Album Review: fun. – Aim and Ignite

New York-based band fun. have released their debut record, Aim and Ignite, and I am an unabashed fan (thanks, Kirsten, for the heads up!).  Formed by Nate Ruess, previously the lead singer of The Format, fun. shares some of the unabashed pop sensibilities of that band.  However, as opposed to the straight up guitar power pop of The Format, fun. takes things in an outlandish direction of magnified sugar and, well, fun.  Pulling out all the stops, Ruess channels Freddie Mercury at almost every turn, and the arrangements of the songs at times veer from A Night at the Opera on speed to Caribbean-tinged bounce to sweet, symphonic strings liberally garnished with Sgt.
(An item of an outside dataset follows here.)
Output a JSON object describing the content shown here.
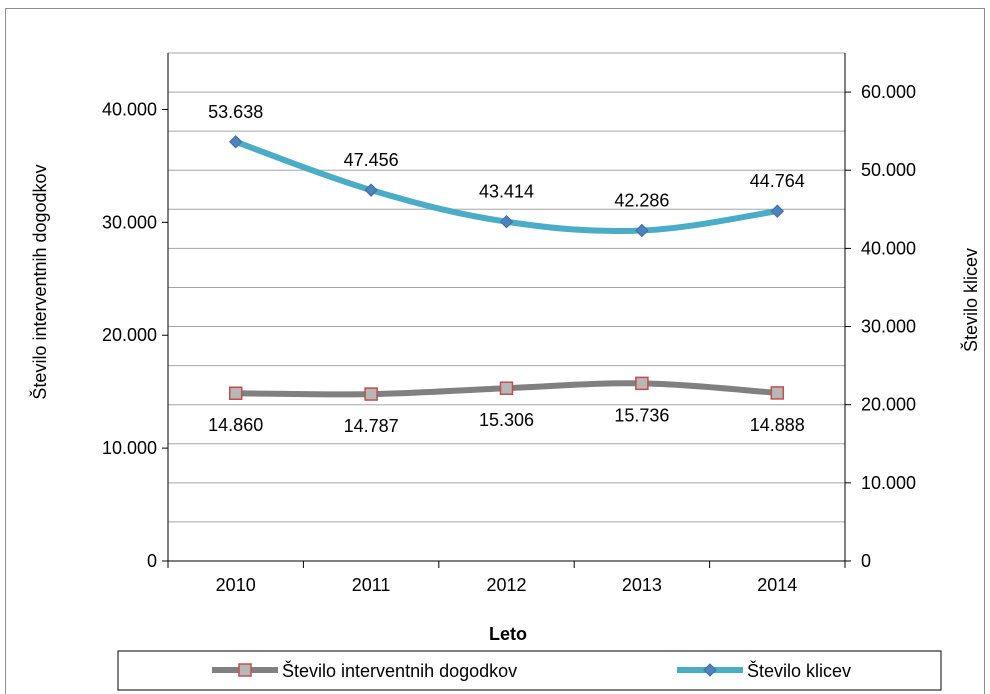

Pepper-style horns.  The most obvious comparison that will inevitably be made here is with The Darkness, as fun. shares the same tongue in cheek throwback style, but none of it really ever comes off as an act like The Darkness often did for me. 
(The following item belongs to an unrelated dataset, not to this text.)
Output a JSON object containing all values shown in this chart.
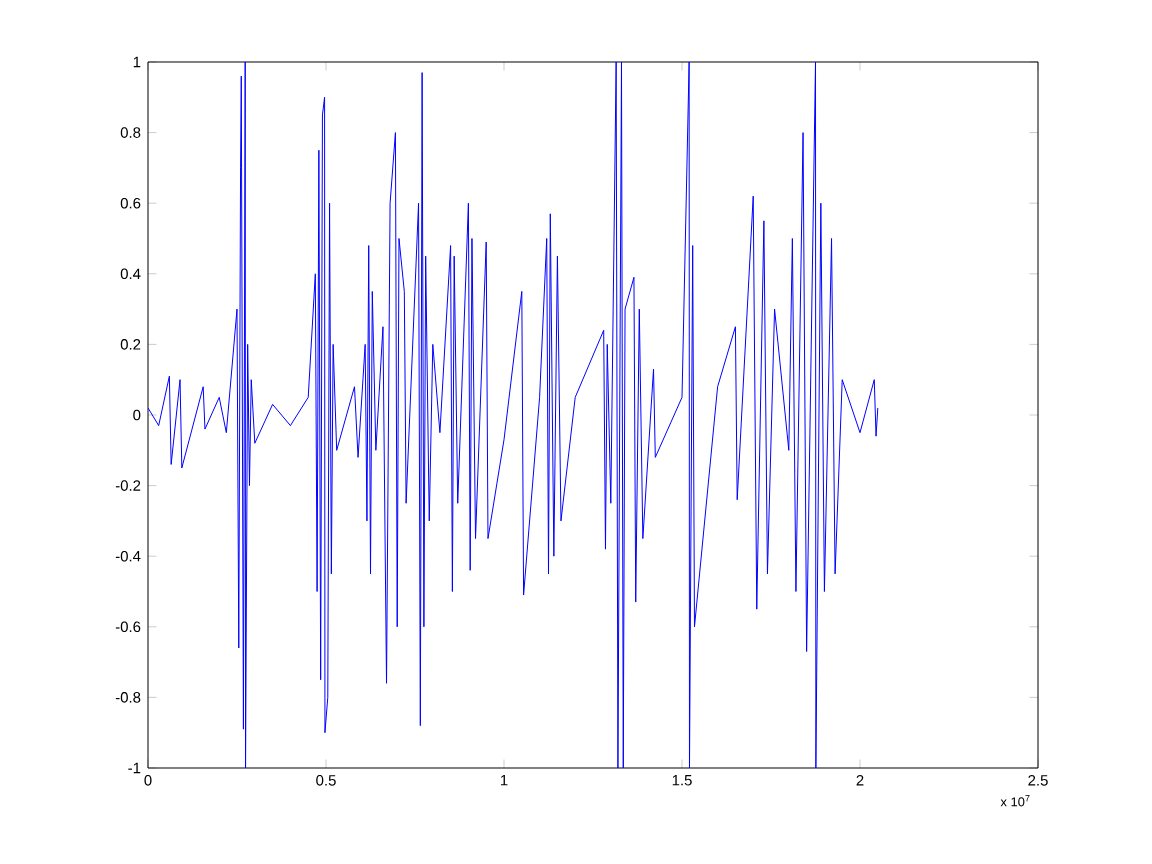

Opening track “Be Calm” is anything but what the title suggests, and it’s one of the better lead-off tracks I’ve heard on an album in quite some time.  The song begins with a quite beautiful string and accordion intro before Ruess breaks in with his faux-classical vocals.  What follows is a wild four minute ride of shifting tempos and some pretty incredible vocal turns from Ruess, as well as the aforementioned horn.  When the electric guitar kicks in, the song really takes flight, taking the listener on a manic ride as Ruess sings about paranoia (The beggars near bodegas grin at me/I think they want something/I close my eyes, I tell myself to breathe).   “All The Pretty Girls” is the most straight forward rock song here, and the Queen comparisons here are apt (in no way is that meant as a negative; I love Queen!).  The heavily overdubbed backing vocals are reminiscent of “Killer Queen” and “Bohemian Rhapsody”, but the melody itself is also reminiscent of the underrated early 90’s band Jellyfish.  Another obvious standout is “At Least I’m Not As Sad (As I Used To Be)”, an incredibly catchy and childlike song that copies the melody of a playground taunt as Ruess sings about abandoning friends and lovers in his relentless pursuit of the rock (I don’t keep friends,I keep acquainted).
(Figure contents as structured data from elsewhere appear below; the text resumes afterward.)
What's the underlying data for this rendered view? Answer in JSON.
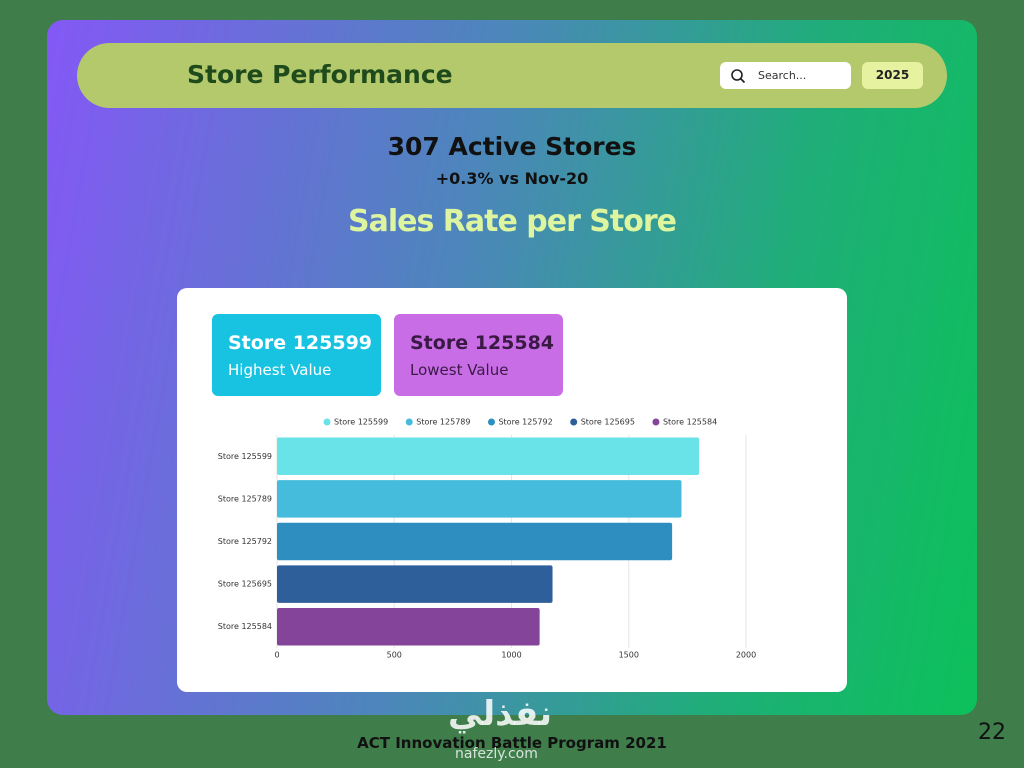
{
  "header": {
    "title": "Store Performance",
    "search_placeholder": "Search...",
    "year": "2025"
  },
  "summary": {
    "headline": "307 Active Stores",
    "change": "+0.3% vs Nov-20",
    "section_title": "Sales Rate per Store"
  },
  "highlights": [
    {
      "store": "Store 125599",
      "label": "Highest Value"
    },
    {
      "store": "Store 125584",
      "label": "Lowest Value"
    }
  ],
  "chart_data": {
    "type": "bar",
    "orientation": "horizontal",
    "categories": [
      "Store 125599",
      "Store 125789",
      "Store 125792",
      "Store 125695",
      "Store 125584"
    ],
    "values": [
      1800,
      1725,
      1685,
      1175,
      1120
    ],
    "colors": [
      "#6ae3e8",
      "#45bcdc",
      "#2f8ec0",
      "#2f5f9a",
      "#83449a"
    ],
    "xlim": [
      0,
      2000
    ],
    "xticks": [
      0,
      500,
      1000,
      1500,
      2000
    ],
    "grid": true,
    "legend": "top"
  },
  "footer": {
    "program": "ACT Innovation Battle Program 2021",
    "page": "22",
    "watermark_arabic": "نفذلي",
    "watermark": "nafezly.com"
  }
}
I can absolutely see fun. as a love them or hate them kind of band, just as The Darkness were before them.  It’s difficult for a band to make such unapologetically bombastic pop songs without experiencing at least some measure of backlash.  However, there is a depth to fun.’s songs, a sincerity and underlying emotion in their lyrics, that belies a band with more than just a gimmick behind their sound.  This is further demonstrated on some of Aim and Ignite‘s quieter tracks, such as “The Gambler” and “Light A Roman Candle With Me.”  These tracks are driven by not much more than Ruess’s vocals and a piano, and they manage to convey both playfulness and maturity at the same moment, indicating that there just might be more to fun. than their band name implies.

**UPDATE** Apparently Roger Joseph Manning, Jr., the former keyboardist for Jellyfish, is responsible for the arrangements on Aim and Ignite, so I guess my Jellyfish comparison was apt.  The Jellyfish influence can be heard throughout the album.

fun. – “Be Calm”

fun. – “At Least I’m Not As Sad (As I Used To Be)”


One Response to Album Review: fun. – Aim and Ignite

  1. UK says:

    This is a good album that will soon be forgotten. Dog Problems is a great album that will keep making the best albums that you never heard of lists for the 30 years. Interventions and Lullabies also has great moments and for a first album is stellar, try to find a bad song on it.

    This fun. album is like Dog Problems lite it worth listening to but not as good as the original.